Wallaby, however, is a whole different ball game. It’s delicious. In fact I’d go so far as to say it’s the best meat I’ve had in years. Tell that to your Wagyu cows!
From a zoological perspective this is hard to understand. After all, kangaroos are macropods, and the term ‘wallaby’ is simply a generic name for macropods that are smaller in size than described kangaroos and wallaroos.
In part, the answer lies in diet and distribution. For example, the best wallaby meat in Australia comes from Flinders Island in Bass Strait, an exposed and mountainous land-form with salt-brushed grasses, limited forest and no predators. The Bennet wallaby who inhabit the island are able to feast themselves on a mineral-rich diet while leading a stress-free life.
And this is the key to making most meats great. Stress in animals creates lactic acid in the muscle structure which renders the cooked meat tougher and slightly sour. Free-range meats will always taste better for exactly this reason.
By contrast kangaroos inhabit dingo-prone areas, human-intensive farmlands, and are often found in marginal habitats where food is less abundant.
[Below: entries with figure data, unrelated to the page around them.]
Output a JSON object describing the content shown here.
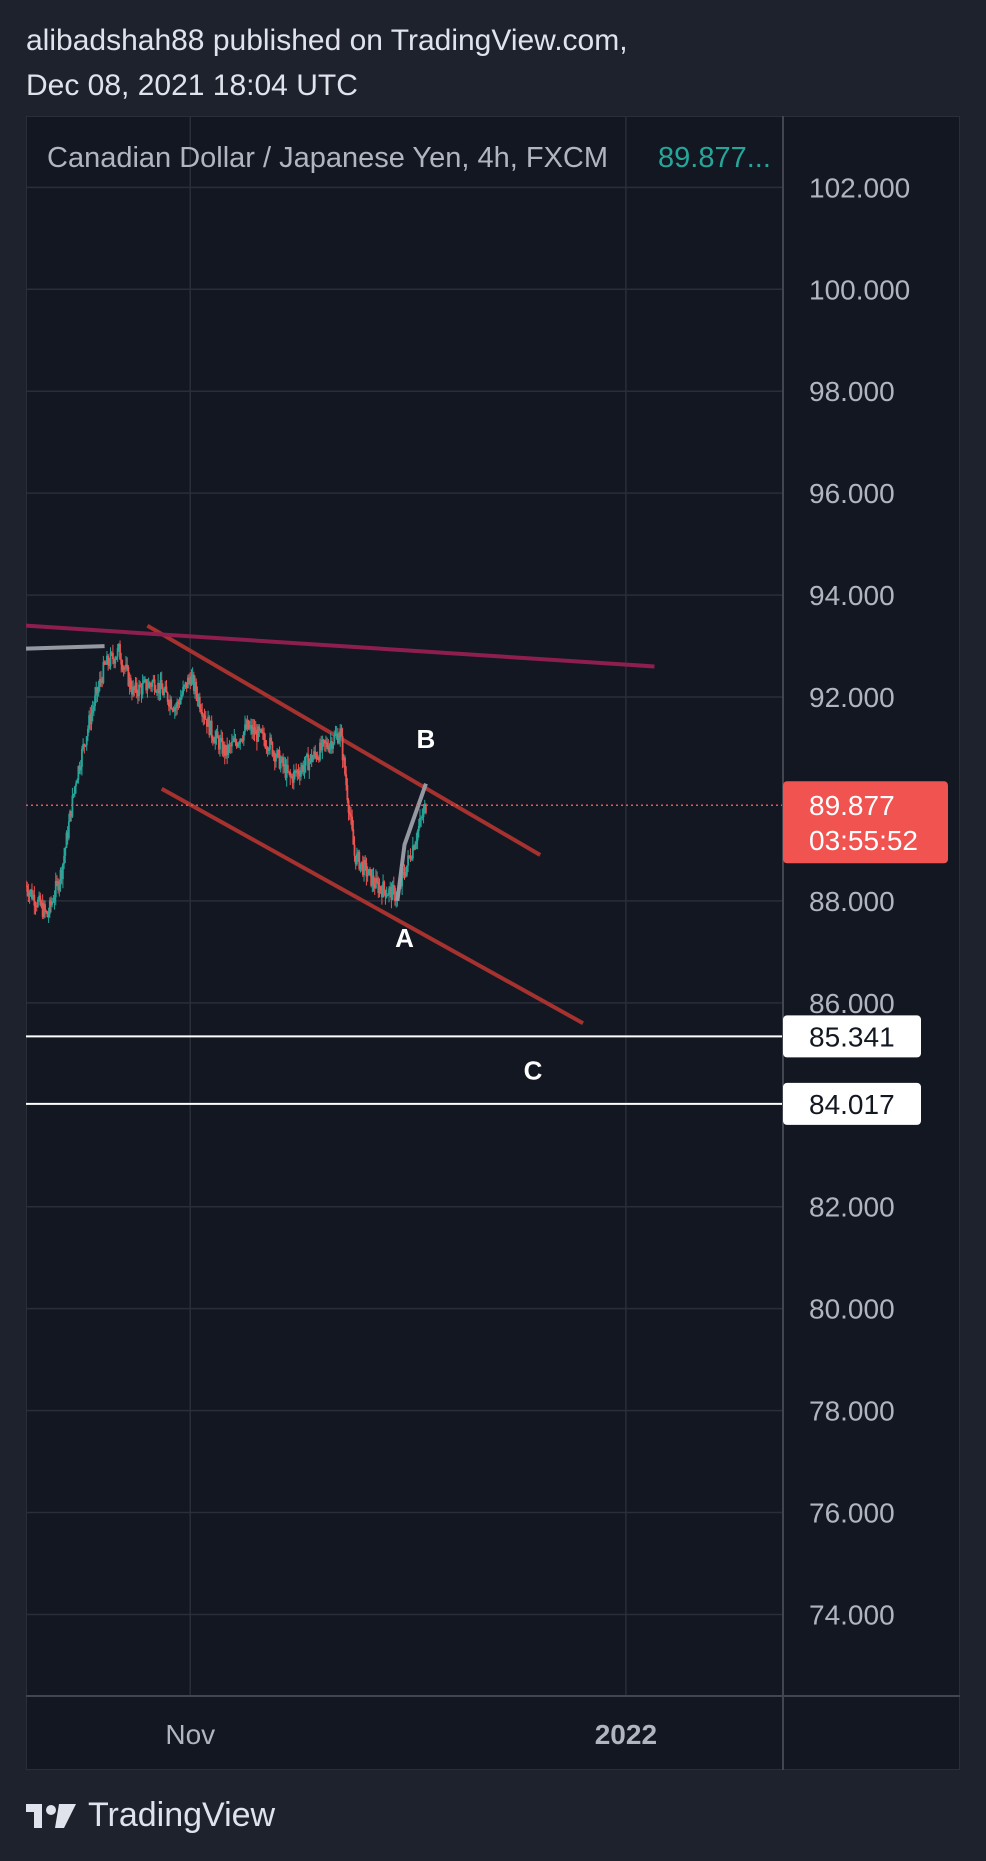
{
  "publication": {
    "line1": "alibadshah88 published on TradingView.com,",
    "line2": "Dec 08, 2021 18:04 UTC"
  },
  "footer": {
    "brand": "TradingView"
  },
  "colors": {
    "background": "#131722",
    "frame": "#1e222d",
    "grid": "#2a2e39",
    "up": "#26a69a",
    "down": "#ef5350",
    "channel": "#a5322e",
    "longTrend": "#8e1e4e",
    "wave": "#9598a1",
    "priceLabel": "#f05350",
    "level": "#ffffff"
  },
  "chart_data": {
    "type": "candlestick",
    "title": "Canadian Dollar / Japanese Yen, 4h, FXCM",
    "last_value_text": "89.877...",
    "ylim": [
      72.4,
      103.4
    ],
    "y_ticks": [
      "102.000",
      "100.000",
      "98.000",
      "96.000",
      "94.000",
      "92.000",
      "88.000",
      "86.000",
      "82.000",
      "80.000",
      "78.000",
      "76.000",
      "74.000"
    ],
    "x_ticks": [
      {
        "label": "Nov",
        "date": "2021-11-01"
      },
      {
        "label": "2022",
        "date": "2022-01-01"
      }
    ],
    "x_range": [
      "2021-10-09",
      "2022-01-23"
    ],
    "current_price": {
      "value": 89.877,
      "label": "89.877",
      "countdown": "03:55:52"
    },
    "levels": [
      {
        "value": 85.341,
        "label": "85.341"
      },
      {
        "value": 84.017,
        "label": "84.017"
      }
    ],
    "annotations": [
      {
        "text": "A",
        "date": "2021-12-01",
        "price": 87.1
      },
      {
        "text": "B",
        "date": "2021-12-04",
        "price": 91.0
      },
      {
        "text": "C",
        "date": "2021-12-19",
        "price": 84.5
      }
    ],
    "trendlines": [
      {
        "name": "channel-top",
        "from": {
          "date": "2021-10-26",
          "price": 93.4
        },
        "to": {
          "date": "2021-12-20",
          "price": 88.9
        }
      },
      {
        "name": "channel-bottom",
        "from": {
          "date": "2021-10-28",
          "price": 90.2
        },
        "to": {
          "date": "2021-12-26",
          "price": 85.6
        }
      },
      {
        "name": "long-trend",
        "from": {
          "date": "2021-10-09",
          "price": 93.4
        },
        "to": {
          "date": "2022-01-05",
          "price": 92.6
        }
      },
      {
        "name": "prior-high",
        "from": {
          "date": "2021-10-09",
          "price": 92.95
        },
        "to": {
          "date": "2021-10-20",
          "price": 93.0
        }
      }
    ],
    "wave_path": [
      {
        "date": "2021-11-30",
        "price": 88.0
      },
      {
        "date": "2021-12-01",
        "price": 89.1
      },
      {
        "date": "2021-12-04",
        "price": 90.3
      }
    ],
    "price_path": [
      {
        "date": "2021-10-09",
        "price": 88.3
      },
      {
        "date": "2021-10-12",
        "price": 87.7
      },
      {
        "date": "2021-10-14",
        "price": 88.6
      },
      {
        "date": "2021-10-16",
        "price": 90.4
      },
      {
        "date": "2021-10-18",
        "price": 91.6
      },
      {
        "date": "2021-10-20",
        "price": 92.6
      },
      {
        "date": "2021-10-22",
        "price": 92.9
      },
      {
        "date": "2021-10-24",
        "price": 92.1
      },
      {
        "date": "2021-10-27",
        "price": 92.3
      },
      {
        "date": "2021-10-30",
        "price": 91.8
      },
      {
        "date": "2021-11-01",
        "price": 92.4
      },
      {
        "date": "2021-11-04",
        "price": 91.3
      },
      {
        "date": "2021-11-06",
        "price": 90.9
      },
      {
        "date": "2021-11-09",
        "price": 91.4
      },
      {
        "date": "2021-11-12",
        "price": 91.1
      },
      {
        "date": "2021-11-15",
        "price": 90.4
      },
      {
        "date": "2021-11-18",
        "price": 90.8
      },
      {
        "date": "2021-11-22",
        "price": 91.3
      },
      {
        "date": "2021-11-24",
        "price": 88.9
      },
      {
        "date": "2021-11-27",
        "price": 88.3
      },
      {
        "date": "2021-11-30",
        "price": 88.1
      },
      {
        "date": "2021-12-02",
        "price": 89.0
      },
      {
        "date": "2021-12-04",
        "price": 89.877
      }
    ]
  }
}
As with kangaroo, wallaby meat can be lean. But the wallaby from Flinders Island challenges this stereotype. It has good marbling within the muscle, and becomes tender and rich when roasted. The porterhouse and fillets are the best cuts for grilling and roasting, although the tail makes an excellent soup, much like a traditional osso bucco.
Guess you better hop along to your butcher and ask for some, eh?